When you split a string on a character, you get an array back without the split character. When splitting sentences, the period goes away with the split. So we can employ some rather nasty behind regex tricks to remember the puntuation and still do the split. Pretty great!

Here’s some code I stole from stackoverflow that splits sentences fairly well. Pay no attention to the complexity of this unchained beast.

# oniguruma regex to split on multiple sentence
# delimeters but preserve delimeter character.

text = "Hipsters are everywhere! Even in Home Depot? Flannel wrench set in ma face."

result = text.split(/((?<=[a-z0-9)][.?!])|(?<=[a-z0-9][.?!]"))\s+(?="?[A-Z])/)

puts result

When you run it: ` Hipsters are everywhere! Even in Home Depot? Flannel wrench set in ma face. [Finished in 0.3s] `

That’s great but it does a fat lot of good when trying to modify it to reverse sentences. Not to mention, regexes falling down on edge cases (the above doesn’t work for shouting sentences like this one?!!

Ok, whatever. That’s regex stuff. Let’s try applying what we’ve learned from our last post and create an inline rspec test to do what we want.

First, we’ll test the simplest case with See spot run. And then we’ll add multiple sentences in.

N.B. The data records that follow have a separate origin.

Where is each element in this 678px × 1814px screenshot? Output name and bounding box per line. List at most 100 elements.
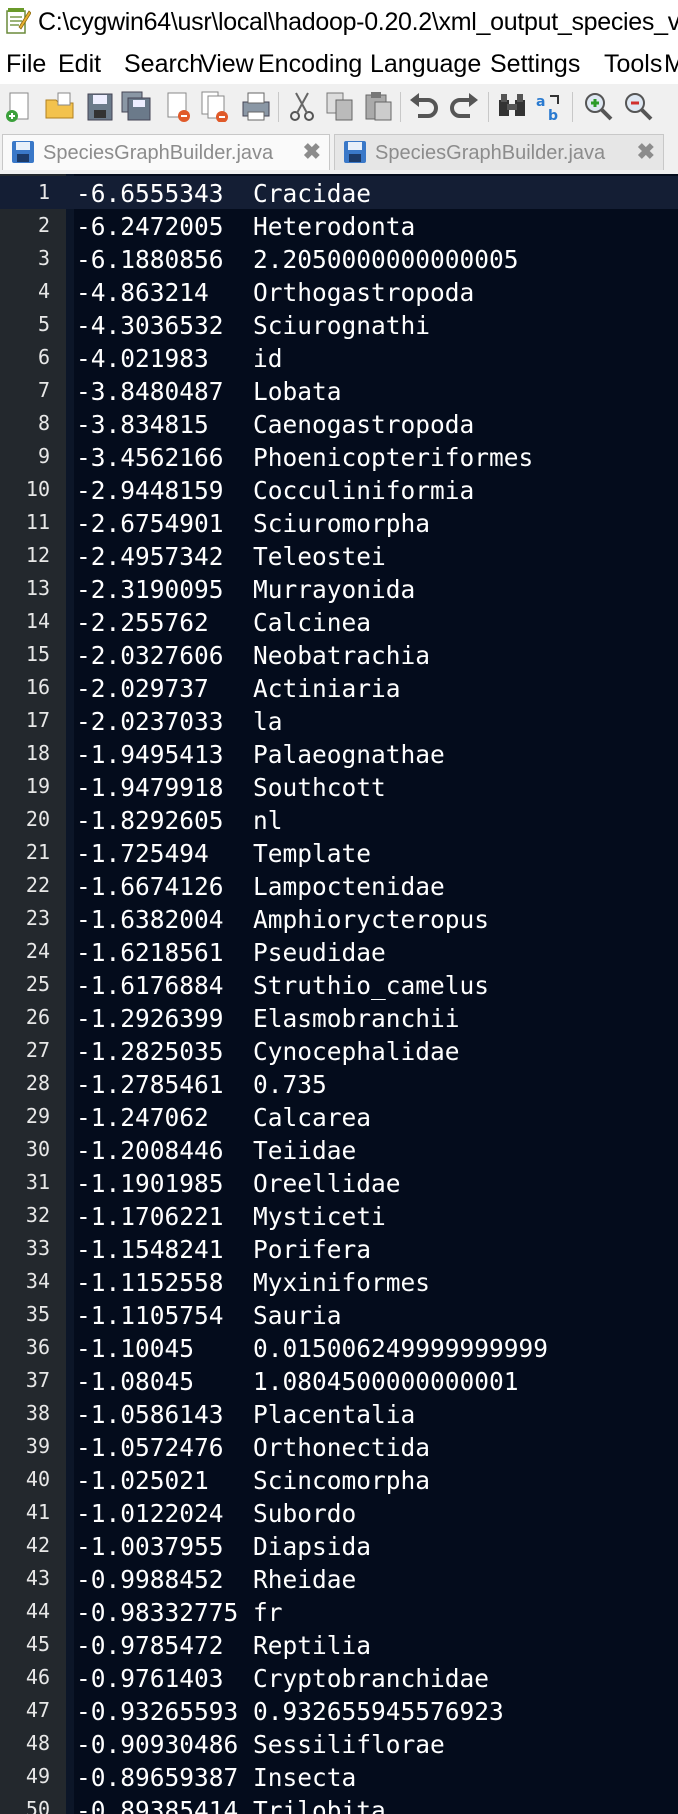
open-file-button[interactable] — [44, 90, 76, 124]
line-number: 14 — [25, 609, 50, 633]
line-text: -4.021983 id — [76, 344, 283, 373]
save-icon — [343, 140, 367, 164]
editor-line[interactable]: 4 -4.863214 Orthogastropoda — [0, 275, 678, 308]
close-all-button[interactable] — [200, 90, 232, 124]
redo-button[interactable] — [448, 90, 480, 124]
save-button[interactable] — [84, 90, 116, 124]
tab-file-1[interactable]: SpeciesGraphBuilder.java ✖ — [2, 134, 330, 170]
editor-line[interactable]: 45 -0.9785472 Reptilia — [0, 1628, 678, 1661]
editor-line[interactable]: 18 -1.9495413 Palaeognathae — [0, 737, 678, 770]
copy-button[interactable] — [324, 90, 356, 124]
line-text: -1.1706221 Mysticeti — [76, 1202, 386, 1231]
editor-line[interactable]: 24 -1.6218561 Pseudidae — [0, 935, 678, 968]
editor-line[interactable]: 46 -0.9761403 Cryptobranchidae — [0, 1661, 678, 1694]
editor-line[interactable]: 12 -2.4957342 Teleostei — [0, 539, 678, 572]
undo-button[interactable] — [408, 90, 440, 124]
editor-line[interactable]: 1 -6.6555343 Cracidae — [0, 176, 678, 209]
editor-line[interactable]: 44 -0.98332775 fr — [0, 1595, 678, 1628]
editor-line[interactable]: 26 -1.2926399 Elasmobranchii — [0, 1001, 678, 1034]
menu-m[interactable]: M — [664, 50, 678, 79]
line-text: -2.9448159 Cocculiniformia — [76, 476, 475, 505]
save-all-button[interactable] — [120, 90, 152, 124]
editor[interactable]: 1 -6.6555343 Cracidae 2 -6.2472005 Heterodo… — [0, 174, 678, 1814]
paste-button[interactable] — [362, 90, 394, 124]
editor-line[interactable]: 14 -2.255762 Calcinea — [0, 605, 678, 638]
editor-line[interactable]: 15 -2.0327606 Neobatrachia — [0, 638, 678, 671]
line-text: -2.029737 Actiniaria — [76, 674, 401, 703]
find-button[interactable] — [496, 90, 528, 124]
editor-line[interactable]: 5 -4.3036532 Sciurognathi — [0, 308, 678, 341]
editor-line[interactable]: 37 -1.08045 1.0804500000000001 — [0, 1364, 678, 1397]
editor-line[interactable]: 8 -3.834815 Caenogastropoda — [0, 407, 678, 440]
cut-button[interactable] — [286, 90, 318, 124]
editor-line[interactable]: 28 -1.2785461 0.735 — [0, 1067, 678, 1100]
menu-edit[interactable]: Edit — [58, 50, 101, 79]
line-text: -1.10045 0.015006249999999999 — [76, 1334, 549, 1363]
editor-line[interactable]: 20 -1.8292605 nl — [0, 803, 678, 836]
menu-settings[interactable]: Settings — [490, 50, 580, 79]
zoom-out-button[interactable] — [622, 90, 654, 124]
editor-line[interactable]: 36 -1.10045 0.015006249999999999 — [0, 1331, 678, 1364]
close-button[interactable] — [162, 90, 194, 124]
editor-line[interactable]: 47 -0.93265593 0.932655945576923 — [0, 1694, 678, 1727]
menu-language[interactable]: Language — [370, 50, 481, 79]
editor-line[interactable]: 32 -1.1706221 Mysticeti — [0, 1199, 678, 1232]
editor-line[interactable]: 13 -2.3190095 Murrayonida — [0, 572, 678, 605]
new-file-button[interactable] — [4, 90, 36, 124]
editor-line[interactable]: 27 -1.2825035 Cynocephalidae — [0, 1034, 678, 1067]
editor-line[interactable]: 17 -2.0237033 la — [0, 704, 678, 737]
editor-line[interactable]: 22 -1.6674126 Lampoctenidae — [0, 869, 678, 902]
line-text: -1.9495413 Palaeognathae — [76, 740, 445, 769]
line-number: 49 — [25, 1764, 50, 1788]
menu-search[interactable]: Search — [124, 50, 203, 79]
line-text: -1.0572476 Orthonectida — [76, 1433, 431, 1462]
editor-line[interactable]: 25 -1.6176884 Struthio_camelus — [0, 968, 678, 1001]
editor-line[interactable]: 42 -1.0037955 Diapsida — [0, 1529, 678, 1562]
editor-line[interactable]: 41 -1.0122024 Subordo — [0, 1496, 678, 1529]
menu-encoding[interactable]: Encoding — [258, 50, 362, 79]
editor-line[interactable]: 35 -1.1105754 Sauria — [0, 1298, 678, 1331]
editor-line[interactable]: 2 -6.2472005 Heterodonta — [0, 209, 678, 242]
editor-line[interactable]: 48 -0.90930486 Sessiliflorae — [0, 1727, 678, 1760]
editor-line[interactable]: 3 -6.1880856 2.2050000000000005 — [0, 242, 678, 275]
editor-line[interactable]: 9 -3.4562166 Phoenicopteriformes — [0, 440, 678, 473]
line-number: 39 — [25, 1434, 50, 1458]
editor-line[interactable]: 33 -1.1548241 Porifera — [0, 1232, 678, 1265]
editor-line[interactable]: 19 -1.9479918 Southcott — [0, 770, 678, 803]
close-tab-icon[interactable]: ✖ — [303, 141, 321, 163]
menu-view[interactable]: View — [200, 50, 254, 79]
editor-line[interactable]: 39 -1.0572476 Orthonectida — [0, 1430, 678, 1463]
tab-file-2[interactable]: SpeciesGraphBuilder.java ✖ — [334, 134, 664, 170]
editor-line[interactable]: 23 -1.6382004 Amphiorycteropus — [0, 902, 678, 935]
editor-line[interactable]: 43 -0.9988452 Rheidae — [0, 1562, 678, 1595]
menu-tools[interactable]: Tools — [604, 50, 662, 79]
editor-line[interactable]: 6 -4.021983 id — [0, 341, 678, 374]
title-bar: C:\cygwin64\usr\local\hadoop-0.20.2\xml_… — [0, 0, 678, 46]
editor-line[interactable]: 7 -3.8480487 Lobata — [0, 374, 678, 407]
line-number: 26 — [25, 1005, 50, 1029]
line-number: 8 — [37, 411, 50, 435]
editor-line[interactable]: 38 -1.0586143 Placentalia — [0, 1397, 678, 1430]
editor-line[interactable]: 16 -2.029737 Actiniaria — [0, 671, 678, 704]
line-number: 41 — [25, 1500, 50, 1524]
close-tab-icon[interactable]: ✖ — [637, 141, 655, 163]
editor-line[interactable]: 21 -1.725494 Template — [0, 836, 678, 869]
replace-button[interactable]: ab — [534, 90, 566, 124]
editor-line[interactable]: 29 -1.247062 Calcarea — [0, 1100, 678, 1133]
editor-line[interactable]: 50 -0.89385414 Trilobita — [0, 1793, 678, 1814]
menu-file[interactable]: File — [6, 50, 46, 79]
editor-line[interactable]: 30 -1.2008446 Teiidae — [0, 1133, 678, 1166]
print-button[interactable] — [240, 90, 272, 124]
editor-line[interactable]: 10 -2.9448159 Cocculiniformia — [0, 473, 678, 506]
toolbar-separator — [278, 92, 279, 122]
line-number: 30 — [25, 1137, 50, 1161]
editor-line[interactable]: 11 -2.6754901 Sciuromorpha — [0, 506, 678, 539]
line-text: -0.89659387 Insecta — [76, 1763, 357, 1792]
line-number: 47 — [25, 1698, 50, 1722]
editor-line[interactable]: 31 -1.1901985 Oreellidae — [0, 1166, 678, 1199]
editor-line[interactable]: 34 -1.1152558 Myxiniformes — [0, 1265, 678, 1298]
editor-line[interactable]: 40 -1.025021 Scincomorpha — [0, 1463, 678, 1496]
editor-line[interactable]: 49 -0.89659387 Insecta — [0, 1760, 678, 1793]
undo-icon — [410, 93, 438, 118]
zoom-in-button[interactable] — [582, 90, 614, 124]
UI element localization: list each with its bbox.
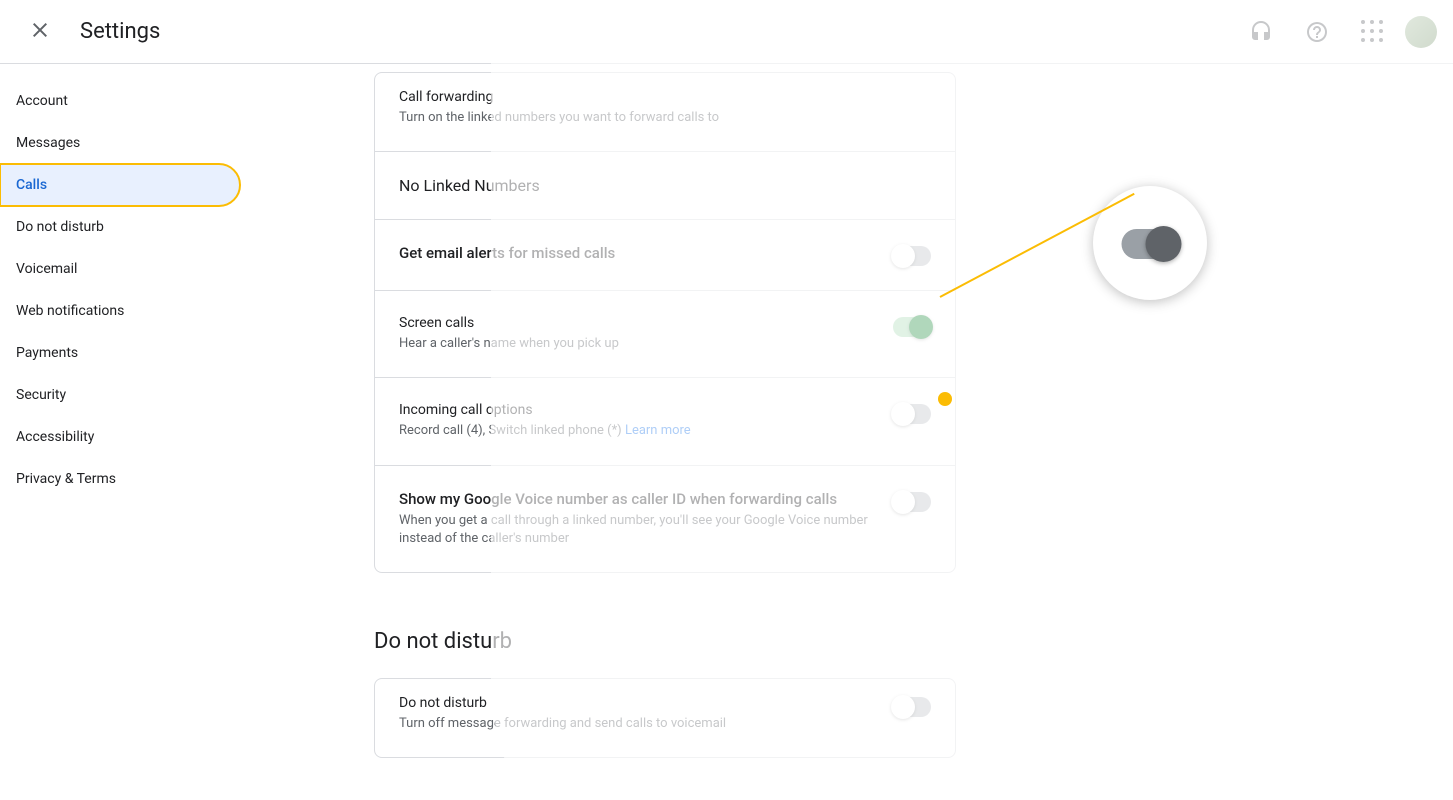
app-header: Settings [0,0,1453,64]
sidebar-item-label: Payments [16,345,78,361]
incoming-call-options-description: Record call (4), Switch linked phone (*) [399,423,625,438]
sidebar-item-label: Account [16,93,68,109]
calls-section-card: Call forwarding Turn on the linked numbe… [374,72,956,573]
help-icon[interactable] [1293,8,1341,56]
call-forwarding-title: Call forwarding [399,89,931,105]
dnd-toggle[interactable] [893,697,931,717]
dnd-description: Turn off message forwarding and send cal… [399,715,869,733]
screen-calls-toggle[interactable] [893,317,931,337]
sidebar-item-security[interactable]: Security [0,374,240,416]
show-voice-number-description: When you get a call through a linked num… [399,512,869,548]
sidebar-item-label: Accessibility [16,429,94,445]
sidebar-item-accessibility[interactable]: Accessibility [0,416,240,458]
incoming-call-options-row: Incoming call options Record call (4), S… [375,377,955,464]
learn-more-link[interactable]: Learn more [625,423,691,438]
google-apps-icon[interactable] [1349,8,1397,56]
sidebar-item-label: Voicemail [16,261,77,277]
show-voice-number-title: Show my Google Voice number as caller ID… [399,490,869,508]
sidebar-item-privacy-terms[interactable]: Privacy & Terms [0,458,240,500]
settings-sidebar: Account Messages Calls Do not disturb Vo… [0,64,248,800]
dnd-section-title: Do not disturb [374,629,956,654]
no-linked-numbers-text: No Linked Numbers [375,151,955,219]
headset-icon[interactable] [1237,8,1285,56]
sidebar-item-messages[interactable]: Messages [0,122,240,164]
show-voice-number-row: Show my Google Voice number as caller ID… [375,465,955,572]
screen-calls-row: Screen calls Hear a caller's name when y… [375,290,955,377]
close-icon [28,18,52,42]
page-title: Settings [80,19,160,44]
incoming-call-options-toggle[interactable] [893,404,931,424]
sidebar-item-calls[interactable]: Calls [0,164,240,206]
sidebar-item-voicemail[interactable]: Voicemail [0,248,240,290]
screen-calls-description: Hear a caller's name when you pick up [399,335,869,353]
dnd-row: Do not disturb Turn off message forwardi… [375,679,955,757]
email-alerts-row: Get email alerts for missed calls [375,219,955,290]
email-alerts-title: Get email alerts for missed calls [399,244,869,262]
settings-content: Call forwarding Turn on the linked numbe… [248,64,1453,800]
sidebar-item-label: Messages [16,135,80,151]
sidebar-item-label: Security [16,387,66,403]
sidebar-item-payments[interactable]: Payments [0,332,240,374]
sidebar-item-label: Web notifications [16,303,124,319]
email-alerts-toggle[interactable] [893,246,931,266]
dnd-section-card: Do not disturb Turn off message forwardi… [374,678,956,758]
screen-calls-title: Screen calls [399,315,869,331]
sidebar-item-account[interactable]: Account [0,80,240,122]
close-button[interactable] [16,6,64,57]
sidebar-item-label: Do not disturb [16,219,104,235]
sidebar-item-web-notifications[interactable]: Web notifications [0,290,240,332]
call-forwarding-description: Turn on the linked numbers you want to f… [399,109,931,127]
incoming-call-options-title: Incoming call options [399,402,869,418]
avatar[interactable] [1405,16,1437,48]
show-voice-number-toggle[interactable] [893,492,931,512]
sidebar-item-label: Calls [16,177,47,193]
dnd-title: Do not disturb [399,695,869,711]
sidebar-item-label: Privacy & Terms [16,471,116,487]
sidebar-item-do-not-disturb[interactable]: Do not disturb [0,206,240,248]
call-forwarding-row: Call forwarding Turn on the linked numbe… [375,73,955,151]
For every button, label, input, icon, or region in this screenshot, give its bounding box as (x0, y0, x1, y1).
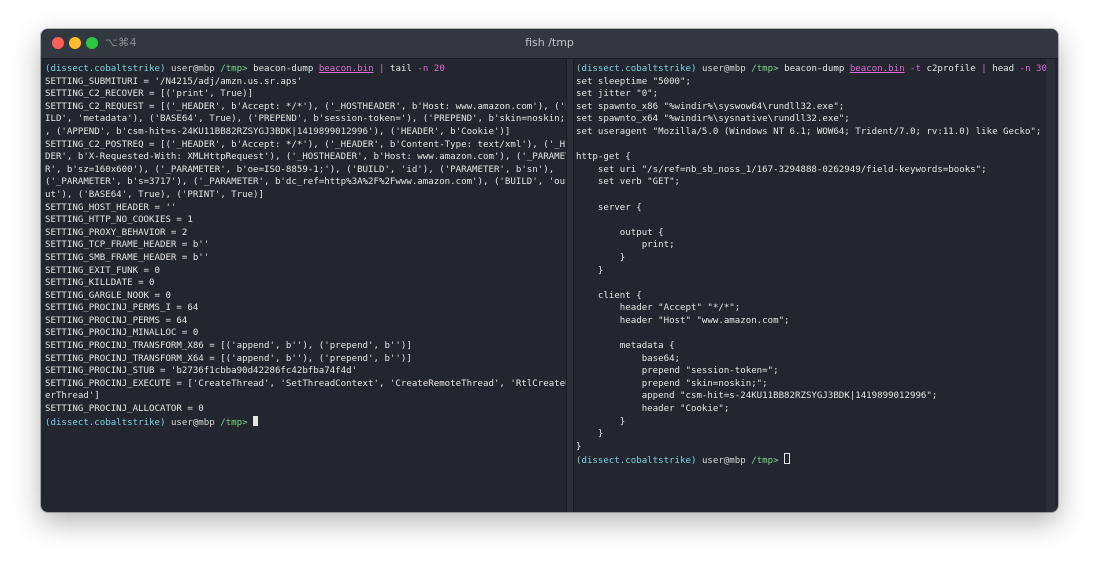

# oniguruma regex engine testing to split on multiple sentence
# delimeters but preserve delimeter character.

require 'pry'

class Reverse

  def sentences(text)
    split_everything = text.strip.split(/(\.|\?|\!)/)
    sentences = split_everything.each_slice(2).to_a.map {|pair| pair.join}

    sentences.collect do |sentence|
      punc = sentence[-1]
      sentence.chop!
      sentence.downcase!
      words = sentence.split(" ")
      reversed = words.reverse.join(" ") << punc
      reversed.capitalize!
    end.join("  ")
  end

end

describe Reverse do
  it "reverses words in one sentence" do
    text = "See spot run."
    reversed = subject.sentences(text)
    reversed.should == "Run spot see."
  end

  it "reverses all sentences in some text" do
    text = "See spot run.  Run spot run.  Your soul is mortal spot."
    reversed = subject.sentences(text)
    reversed.should == "Run spot see.  Run spot run.  Spot mortal is soul your."
  end

end

Works pretty well. We can keep adding edge case tests to handle weird punctuation situations or the dreaded “Mr. Smith goes to college!” sentence.